KLIKMU.CO – Antusiasme guru mata pelajaran seni budaya SMA/SMK Surabaya tampak dalam kegiatan Musyawarah Guru Mata Pelajaran (MGMP) Kota Surabaya pada Rabu (27/2). Pasalnya, pertemuan MGMP kali ini tak hanya diisi dengan sharing seputar mata pelajaran seni budaya, melainkan juga lebih fokus pada kegiatan belajar membatik.

Ide itu muncul ketika salah seorang guru seni budaya SMA Muhammadiyah 4 Surabaya (SMAMIV) memublikasikan hasil karya siswa saat ujian praktik kelas XII. Karya yang dipamerkan adalah taplak bermotif batik jumput sibori. Rupanya, motif yang tak biasa ini menarik hati guru-guru seni yang lain dan berujung pada direalisasikannya pelatihan bersama kemarin.

Karena pelatih “insidental”-nya adalah Bu Panca, guru seni budaya SMAMIV, pertemuan MGMP kali ini pun bertempat di perguruan Muhammadiyah Karang Pilang. “Agenda utama pertemuan kali ini ya belajar mbatik dengan Bu Panca, sekalian biar tahu daerah selatan Kota Surabaya,” kata Bambang Sutego, ketua MGMP Seni.

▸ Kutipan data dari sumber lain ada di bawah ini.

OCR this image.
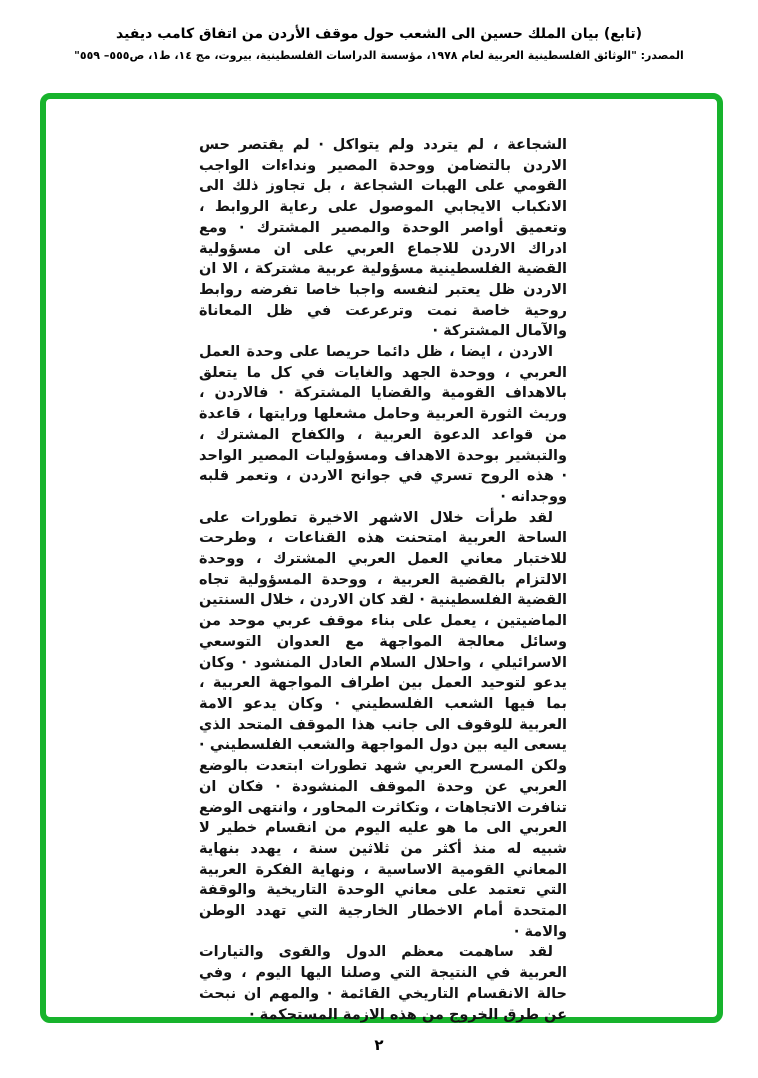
(تابع) بيان الملك حسين الى الشعب حول موقف الأردن من اتفاق كامب ديفيد
المصدر: "الوثائق الفلسطينية العربية لعام ١٩٧٨، مؤسسة الدراسات الفلسطينية، بيروت، مج ١٤، ط١، ص٥٥٥– ٥٥٩"

الشجاعة ، لم يتردد ولم يتواكل · لم يقتصر حس الاردن بالتضامن ووحدة المصير ونداءات الواجب القومي على الهبات الشجاعة ، بل تجاوز ذلك الى الانكباب الايجابي الموصول على رعاية الروابط ، وتعميق أواصر الوحدة والمصير المشترك · ومع ادراك الاردن للاجماع العربي على ان مسؤولية القضية الفلسطينية مسؤولية عربية مشتركة ، الا ان الاردن ظل يعتبر لنفسه واجبا خاصا تفرضه روابط روحية خاصة نمت وترعرعت في ظل المعاناة والآمال المشتركة ·

الاردن ، ايضا ، ظل دائما حريصا على وحدة العمل العربي ، ووحدة الجهد والغايات في كل ما يتعلق بالاهداف القومية والقضايا المشتركة · فالاردن ، وريث الثورة العربية وحامل مشعلها ورايتها ، قاعدة من قواعد الدعوة العربية ، والكفاح المشترك ، والتبشير بوحدة الاهداف ومسؤوليات المصير الواحد · هذه الروح تسري في جوانح الاردن ، وتعمر قلبه ووجدانه ·

لقد طرأت خلال الاشهر الاخيرة تطورات على الساحة العربية امتحنت هذه القناعات ، وطرحت للاختبار معاني العمل العربي المشترك ، ووحدة الالتزام بالقضية العربية ، ووحدة المسؤولية تجاه القضية الفلسطينية · لقد كان الاردن ، خلال السنتين الماضيتين ، يعمل على بناء موقف عربي موحد من وسائل معالجة المواجهة مع العدوان التوسعي الاسرائيلي ، واحلال السلام العادل المنشود · وكان يدعو لتوحيد العمل بين اطراف المواجهة العربية ، بما فيها الشعب الفلسطيني · وكان يدعو الامة العربية للوقوف الى جانب هذا الموقف المتحد الذي يسعى اليه بين دول المواجهة والشعب الفلسطيني · ولكن المسرح العربي شهد تطورات ابتعدت بالوضع العربي عن وحدة الموقف المنشودة · فكان ان تنافرت الاتجاهات ، وتكاثرت المحاور ، وانتهى الوضع العربي الى ما هو عليه اليوم من انقسام خطير لا شبيه له منذ أكثر من ثلاثين سنة ، يهدد بنهاية المعاني القومية الاساسية ، ونهاية الفكرة العربية التي تعتمد على معاني الوحدة التاريخية والوقفة المتحدة أمام الاخطار الخارجية التي تهدد الوطن والامة ·

لقد ساهمت معظم الدول والقوى والتيارات العربية في النتيجة التي وصلنا اليها اليوم ، وفي حالة الانقسام التاريخي القائمة · والمهم ان نبحث عن طرق الخروج من هذه الازمة المستحكمة ·

٢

Pukul 10.00 WIB guru-guru seni budaya Kota Surabaya telah berkumpul. Ada sekitar 50 orang yang hadir untuk mempelajari teori membatik sibori yang memang belum banyak dikenal. Batik sibori adalah batik dari Jepang yang hanya menggunakan warna biru sebagai warna dominan. Membuat motif batik ini sederhana. Hanya dengan cara dilipat-lipat dan diikat-ikat, namun akan menghasilkan karya yang indah.

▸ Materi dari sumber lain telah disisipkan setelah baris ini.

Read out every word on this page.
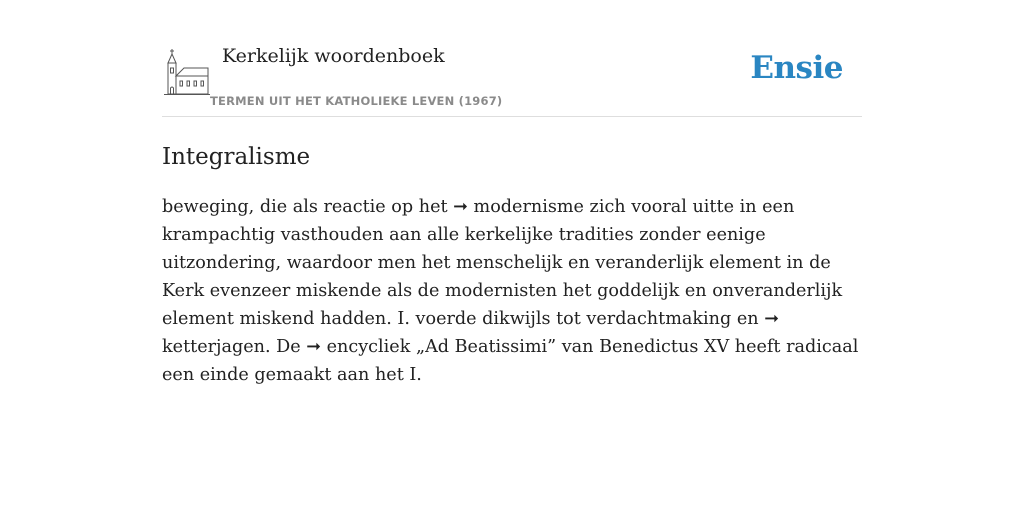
Kerkelijk woordenboek
TERMEN UIT HET KATHOLIEKE LEVEN (1967)
Ensie
Integralisme

beweging, die als reactie op het ➞ modernisme zich vooral uitte in een krampachtig vasthouden aan alle kerkelijke tradities zonder eenige uitzondering, waardoor men het menschelijk en veranderlijk element in de Kerk evenzeer miskende als de modernisten het goddelijk en onveranderlijk element miskend hadden. I. voerde dikwijls tot verdachtmaking en ➞ ketterjagen. De ➞ encycliek „Ad Beatissimi” van Benedictus XV heeft radicaal een einde gemaakt aan het I.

Setelah pembukaan, pertemuan rutin ini diisi dengan pengantar dari kepala sekolah dan ketua MGMP. Dalam sambutannya, Bambang mengharapkan agar acara tersebut berjalan sukses. “Saya harap guru-guru seni dapat bertambah keterampilannya dan bisa langsung diterapkan ke anak-anak di sekolah,” tutur guru seni SMA Negeri 2 Surabaya yang telah mengontribusikan karya batik tulis berikon “Suroboyo dan semanggi” untuk dijual di pusat-pusat belanja Kota Surabaya itu.

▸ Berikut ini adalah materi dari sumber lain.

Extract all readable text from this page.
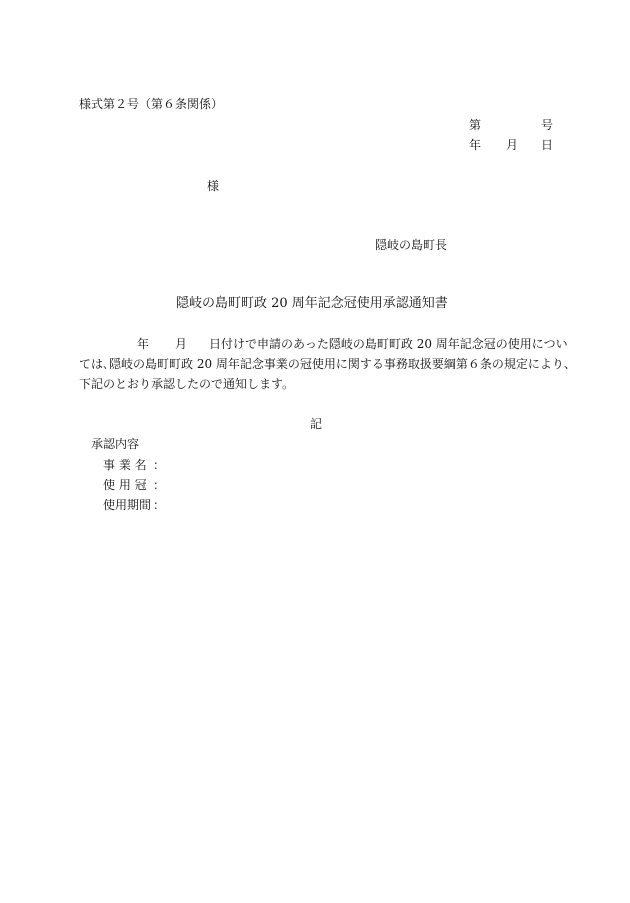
様式第２号（第６条関係）
第	号
年 月 日
様
隠岐の島町長
隠岐の島町町政 20 周年記念冠使用承認通知書
年 月 日付けで申請のあった隠岐の島町町政 20 周年記念冠の使用につい
ては､隠岐の島町町政 20 周年記念事業の冠使用に関する事務取扱要綱第６条の規定により、
下記のとおり承認したので通知します。
記
承認内容
事 業 名 ：
使 用 冠 ：
使用期間 ：
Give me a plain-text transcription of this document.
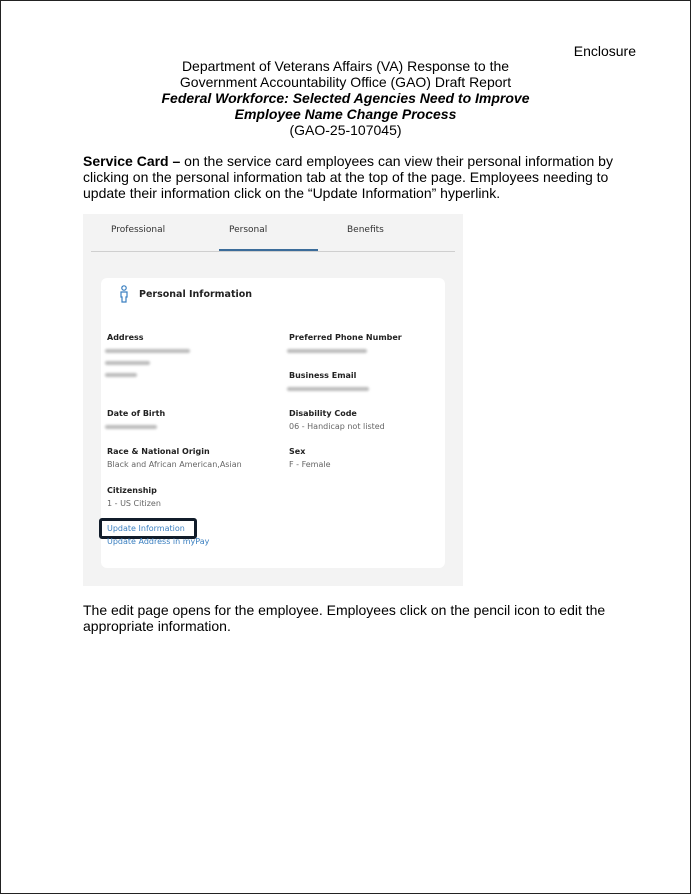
Enclosure
Department of Veterans Affairs (VA) Response to the
Government Accountability Office (GAO) Draft Report
Federal Workforce: Selected Agencies Need to Improve
Employee Name Change Process
(GAO-25-107045)
Service Card – on the service card employees can view their personal information by clicking on the personal information tab at the top of the page. Employees needing to update their information click on the “Update Information” hyperlink.
Professional	Personal	Benefits
Personal Information
Address	Preferred Phone Number
Business Email
Date of Birth	Disability Code
06 - Handicap not listed
Race & National Origin
Black and African American,Asian
Sex
F - Female
Citizenship
1 - US Citizen
Update Information
Update Address in myPay
The edit page opens for the employee. Employees click on the pencil icon to edit the appropriate information.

Sekitar 50 guru itu diajak menuju ruang lab biologi untuk praktik membatik. Pelatihan tersebut berakhir pukul 15.00 WIB dengan menghasilkan sekian hasil karya yang menarik. Masing-masing guru membawa pulang hasil karya untuk kemudian dijadikan media demonstrasi di hadapan siswa di sekolah.

Acara ini memberikan kesan yang membanggakan. Misalnya yang dialami Bu Panca selaku sohibul bait. “Saya senang sekali, saya sudah gak minder lagi. Walaupun saya bukan guru sekolah negeri yang bergengsi, tapi saya mampu memberi kontribusi yang menambah pengetahuan teman-teman,” katanya bangga.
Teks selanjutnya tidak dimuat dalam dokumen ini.